Chaque fois que nous dissocions notre sexualité de cette signification, non seulement nous en abusons, mais nous nous rebellons contre l'amour de Dieu qui nous a créés à son image et à sa ressemblance : à la ressemblance de son oubli de soi pour se donner. Or, au lieu d'accueillir son amour, nous lui faisons la guerre ! L'amour n'est pas aimé, disais-je au début de cette homélie. C'est saint François d'Assise qui le dit, au moment où il rencontre le sultan (musulman).
Saint Francois avait déjà essayé par deux fois de se rendre en Terre Sainte pour faire connaître le Christ aux Musulmans, mais à chaque tentative, il tombait malade en cours de route et était obligé d'abandonner son projet. En 1219, la guerre fait rage entre les Croisés et l'Islam. Les deux armées se faisaient face. Le sultan El-Kamil avait même publié un décret promettant une forte récompense en or à quiconque apporterait la tête d'un chrétien. Les Croisés, commandés par Pélage, essayaient de prendre le port de Damiette avec l'intention de conquérir l'Égypte. Dans le camps des Croisés on prend François et son compagnon, Illuminé, pour des fous. On essaye de les empêcher de partir car on est sûr qu'ils se feront massacrer. Mais face à la détermination de Saint François, ils les laissent partir.
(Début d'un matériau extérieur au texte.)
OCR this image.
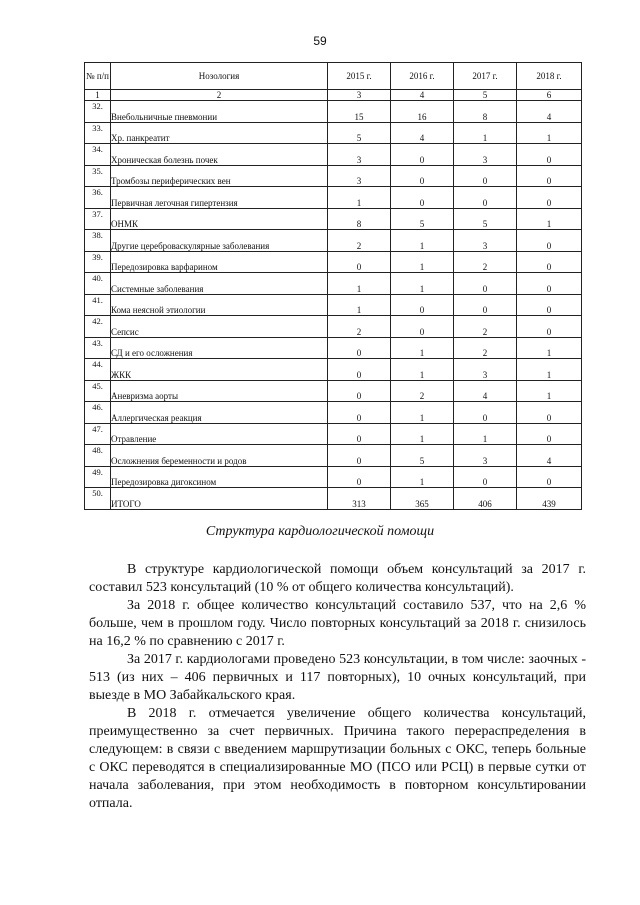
59
№ п/п	Нозология	2015 г.	2016 г.	2017 г.	2018 г.
1	2	3	4	5	6
32.	Внебольничные пневмонии	15	16	8	4
33.	Хр. панкреатит	5	4	1	1
34.	Хроническая болезнь почек	3	0	3	0
35.	Тромбозы периферических вен	3	0	0	0
36.	Первичная легочная гипертензия	1	0	0	0
37.	ОНМК	8	5	5	1
38.	Другие цереброваскулярные заболевания	2	1	3	0
39.	Передозировка варфарином	0	1	2	0
40.	Системные заболевания	1	1	0	0
41.	Кома неясной этиологии	1	0	0	0
42.	Сепсис	2	0	2	0
43.	СД и его осложнения	0	1	2	1
44.	ЖКК	0	1	3	1
45.	Аневризма аорты	0	2	4	1
46.	Аллергическая реакция	0	1	0	0
47.	Отравление	0	1	1	0
48.	Осложнения беременности и родов	0	5	3	4
49.	Передозировка дигоксином	0	1	0	0
50.	ИТОГО	313	365	406	439
Структура кардиологической помощи

В структуре кардиологической помощи объем консультаций за 2017 г. составил 523 консультаций (10 % от общего количества консультаций).

За 2018 г. общее количество консультаций составило 537, что на 2,6 % больше, чем в прошлом году. Число повторных консультаций за 2018 г. снизилось на 16,2 % по сравнению с 2017 г.

За 2017 г. кардиологами проведено 523 консультации, в том числе: заочных - 513 (из них – 406 первичных и 117 повторных), 10 очных консультаций, при выезде в МО Забайкальского края.

В 2018 г. отмечается увеличение общего количества консультаций, преимущественно за счет первичных. Причина такого перераспределения в следующем: в связи с введением маршрутизации больных с ОКС, теперь больные с ОКС переводятся в специализированные МО (ПСО или РСЦ) в первые сутки от начала заболевания, при этом необходимость в повторном консультировании отпала.
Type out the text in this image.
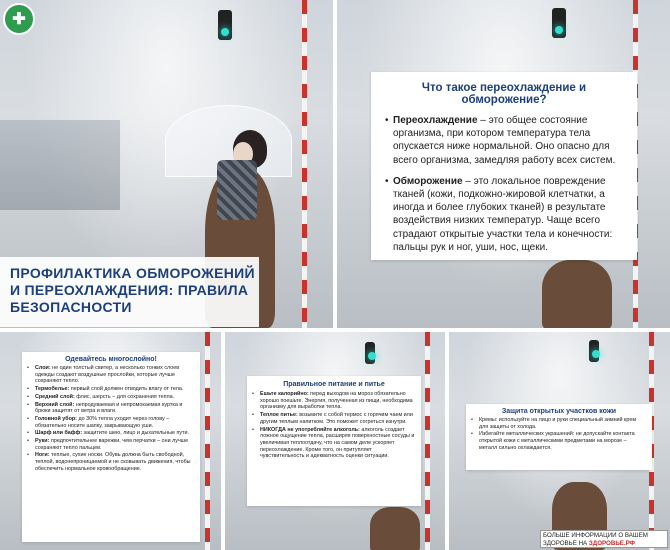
✚
ПРОФИЛАКТИКА ОБМОРОЖЕНИЙ И ПЕРЕОХЛАЖДЕНИЯ: ПРАВИЛА БЕЗОПАСНОСТИ
Что такое переохлаждение и обморожение?
• Переохлаждение – это общее состояние организма, при котором температура тела опускается ниже нормальной. Оно опасно для всего организма, замедляя работу всех систем.
• Обморожение – это локальное повреждение тканей (кожи, подкожно-жировой клетчатки, а иногда и более глубоких тканей) в результате воздействия низких температур. Чаще всего страдают открытые участки тела и конечности: пальцы рук и ног, уши, нос, щеки.
Одевайтесь многослойно!
• Слои: не один толстый свитер, а несколько тонких слоев одежды создают воздушные прослойки, которые лучше сохраняют тепло.
• Термобелье: первый слой должен отводить влагу от тела.
• Средний слой: флис, шерсть – для сохранения тепла.
• Верхний слой: непродуваемая и непромокаемая куртка и брюки защитят от ветра и влаги.
• Головной убор: до 30% тепла уходит через голову – обязательно носите шапку, закрывающую уши.
• Шарф или бафф: защитите шею, лицо и дыхательные пути.
• Руки: предпочтительнее варежки, чем перчатки – они лучше сохраняют тепло пальцев.
• Ноги: теплые, сухие носки. Обувь должна быть свободной, теплой, водонепроницаемой и не сковывать движения, чтобы обеспечить нормальное кровообращение.
Правильное питание и питье
• Ешьте калорийно: перед выходом на мороз обязательно хорошо поешьте. Энергия, полученная из пищи, необходима организму для выработки тепла.
• Теплое питье: возьмите с собой термос с горячим чаем или другим теплым напитком. Это поможет согреться изнутри.
• НИКОГДА не употребляйте алкоголь: алкоголь создает ложное ощущение тепла, расширяя поверхностные сосуды и увеличивая теплоотдачу, что на самом деле ускоряет переохлаждение. Кроме того, он притупляет чувствительность и адекватность оценки ситуации.
Защита открытых участков кожи
• Кремы: используйте на лицо и руки специальный зимний крем для защиты от холода.
• Избегайте металлических украшений: не допускайте контакта открытой кожи с металлическими предметами на морозе – металл сильно охлаждается.
БОЛЬШЕ ИНФОРМАЦИИ О ВАШЕМ
ЗДОРОВЬЕ НА ЗДОРОВЬЕ.РФ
Contre toute attente, nos deux "fous" ont la vie sauve et arrivent à rencontrer le sultan. El-Kamil était un chef de guerre, un homme politique et un fin diplomate. Tous les dignitaires, conseillers ou théologiens prennent place de chaque côté du sultan. On amène alors François et Illuminé. Les bures rapiécées et décolorées des deux frères contrastaient avec le luxe oriental de cette salle d'audience. S'adressant alors aux deux inconnus, le sultan leur demande qui les envoyait, pourquoi et à quel titre, et comment ils avaient fait pour venir. Avec une belle assurance François lui répond qu'il avait été envoyé d'au-delà des mers, non par un homme, mais par le Dieu très haut pour lui indiquer, à lui et à son peuple, la voie du salut et leur annoncer l'évangile. Il se met tout simplement à prêcher au sultan Dieu-Trinité et Jésus, sauveur du monde.
Le sultan avait déjà entendu parler de la religion chrétienne. Pourtant une objection le pressait : pourquoi les chrétiens qui croient en un Dieu-Amour et qui ont toujours le mot charité à la bouche, s'acharnent-ils à nous faire la guerre ? Leurs moeurs ne sont pas douces. Ils veulent et Jérusalem et l'Egypte. Pourquoi ce désir brutal de domination ? Qu'ils lèvent le siège devant Damiette et nous croirons à leur volonté de paix. François avait baissé les yeux, le visage assombri, triste. Il sentait peser sur lui en cet instant comme un poids énorme. Là-bas, devant Damiette, il y avait toute cette machine de guerre des chrétiens, ce cercle de fer dans lequel ils s'efforçaient jour après jour d'étrangler la ville. François se borne à répondre humblement, gravement :
- "Sire, l'Amour n'est pas aimé. L'Amour en ce monde est toujours crucifié."
Prions donc le Saint Esprit pour qu'il fortifie l'Amour qui a été répandu dans nos coeurs depuis notre baptême afin que nous cessions de crucifier l'Amour par nos péchés et que nous puissions témoigner devant ceux qui ne croient pas, par nos paroles et nos actes, que "Dieu a tant aimé le monde, qu'il a donné son Fils unique" ... quitte à nous faire crucifier.